Wednesday 6 October 2010

Commitment this Netanyahu, Abbas and the legitimacy deficit

Netanyahu, Abbas and the legitimacy deficit
The Palestinian president is too weak and compromised to accept any final settlement with which Netanyahu can live


Palestinian president Yasser Arafat shakes hands with with Israeli prime minister Yitzhak Rabin in 2004. Photograph: Avi Ohayon/EPA
Since its inception in Oslo almost two decades ago, the Israeli-Palestinian peace process has been stymied by the dysfunctional political systems of both sides. Hostage of an impossible coalition and of a settlement movement of freelance fanatics, Israeli prime minister Binyamin Netanyahu's leadership is seriously compromised. His Palestinian counterparts are hardly in a better position.

Today, the clique that surrounds Palestinian president Mahmoud Abbas embodies the bitter deception that the peace process has meant for the Palestinians. Moreover, the Palestinian Authority has come neither to represent the majority of Palestinians nor to rule by democratic means.

Abbas's presidential term has expired, and elections are constantly being postponed. The PA's prime minister, Salam Fayyad, like his Hamas counterparts in Gaza, rules by decree, keeps parliament inactive, and silences the opposition. With no institutionalised democratic legitimacy, the PA is bound to rely on its security forces and on those of the occupier, Israel, to enforce its will.

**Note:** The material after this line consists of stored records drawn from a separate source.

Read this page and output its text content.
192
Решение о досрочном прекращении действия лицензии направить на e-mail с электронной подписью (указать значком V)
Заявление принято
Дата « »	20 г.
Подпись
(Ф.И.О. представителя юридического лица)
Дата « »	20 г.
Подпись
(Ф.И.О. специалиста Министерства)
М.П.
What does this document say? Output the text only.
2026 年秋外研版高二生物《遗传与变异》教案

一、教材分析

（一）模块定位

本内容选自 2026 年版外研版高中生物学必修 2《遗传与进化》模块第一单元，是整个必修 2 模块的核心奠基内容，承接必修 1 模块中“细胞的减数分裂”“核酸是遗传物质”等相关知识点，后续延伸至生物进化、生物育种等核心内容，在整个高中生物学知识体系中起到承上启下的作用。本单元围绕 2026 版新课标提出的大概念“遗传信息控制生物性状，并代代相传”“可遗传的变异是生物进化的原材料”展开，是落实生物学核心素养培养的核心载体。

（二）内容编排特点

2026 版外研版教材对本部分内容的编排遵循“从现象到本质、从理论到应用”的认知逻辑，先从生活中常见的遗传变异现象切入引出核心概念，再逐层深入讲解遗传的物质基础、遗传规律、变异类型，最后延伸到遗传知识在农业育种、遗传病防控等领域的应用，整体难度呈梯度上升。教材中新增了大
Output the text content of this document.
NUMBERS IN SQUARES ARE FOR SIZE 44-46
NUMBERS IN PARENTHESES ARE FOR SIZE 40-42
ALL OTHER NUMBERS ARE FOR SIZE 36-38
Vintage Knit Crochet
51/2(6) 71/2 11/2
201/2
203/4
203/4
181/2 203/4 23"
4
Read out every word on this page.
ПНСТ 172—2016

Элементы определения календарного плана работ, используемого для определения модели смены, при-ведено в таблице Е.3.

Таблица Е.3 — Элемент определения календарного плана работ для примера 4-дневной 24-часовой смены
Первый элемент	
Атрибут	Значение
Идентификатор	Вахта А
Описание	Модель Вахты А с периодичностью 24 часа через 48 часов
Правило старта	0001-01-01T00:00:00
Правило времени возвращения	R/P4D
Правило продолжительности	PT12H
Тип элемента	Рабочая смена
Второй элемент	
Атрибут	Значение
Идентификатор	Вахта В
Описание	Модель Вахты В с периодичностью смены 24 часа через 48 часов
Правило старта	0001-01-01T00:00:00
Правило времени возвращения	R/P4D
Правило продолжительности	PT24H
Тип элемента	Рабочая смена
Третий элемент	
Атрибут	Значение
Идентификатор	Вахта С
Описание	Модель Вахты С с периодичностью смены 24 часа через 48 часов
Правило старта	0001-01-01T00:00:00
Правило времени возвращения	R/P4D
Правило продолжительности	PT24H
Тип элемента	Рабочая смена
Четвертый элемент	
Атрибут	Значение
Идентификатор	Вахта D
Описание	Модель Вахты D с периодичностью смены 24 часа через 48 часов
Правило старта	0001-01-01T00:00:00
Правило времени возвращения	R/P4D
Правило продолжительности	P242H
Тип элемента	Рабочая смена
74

Of course, throughout history, national liberation movements have had to marginalise their own radicals and fanatics in order to reach the Promised Land. This was true of Zionism, of the Italian Risorgimento, and most recently of the Catholics in Northern Ireland. But never did the outcast faction actually represent the democratically elected majority. A peace process conceived as a means to weaken and isolate the winners of an election – Hamas – is unlikely to gain much traction.

Like George W Bush, President Barack Obama confines his diplomatic engagement largely to friends rather than adversaries. This, more than anything else, explains the growing disconnection between Arab public opinion and the Obama administration.

The assumption – dear to the architects of the current process – that peace can be achieved by driving a wedge between "moderates" and "extremists" is a fatal misconception. The paradox here is double. Not only does one negotiate with the illegitimate "moderates", but it is precisely because of their legitimacy deficit that the moderates are forced to be unyielding on core issues, lest the radicals label them treasonous.

The Palestinian negotiators' dangerous lack of legitimacy – and, indeed, the disorientation of the entire Palestinian national movement – is reflected in the return of the PLO to its pre-Arafat days, when it was the tool of Arab regimes instead of an autonomous movement. The green light was given to the current negotiators by the Arab League, not by the elected representatives of the Palestinian people.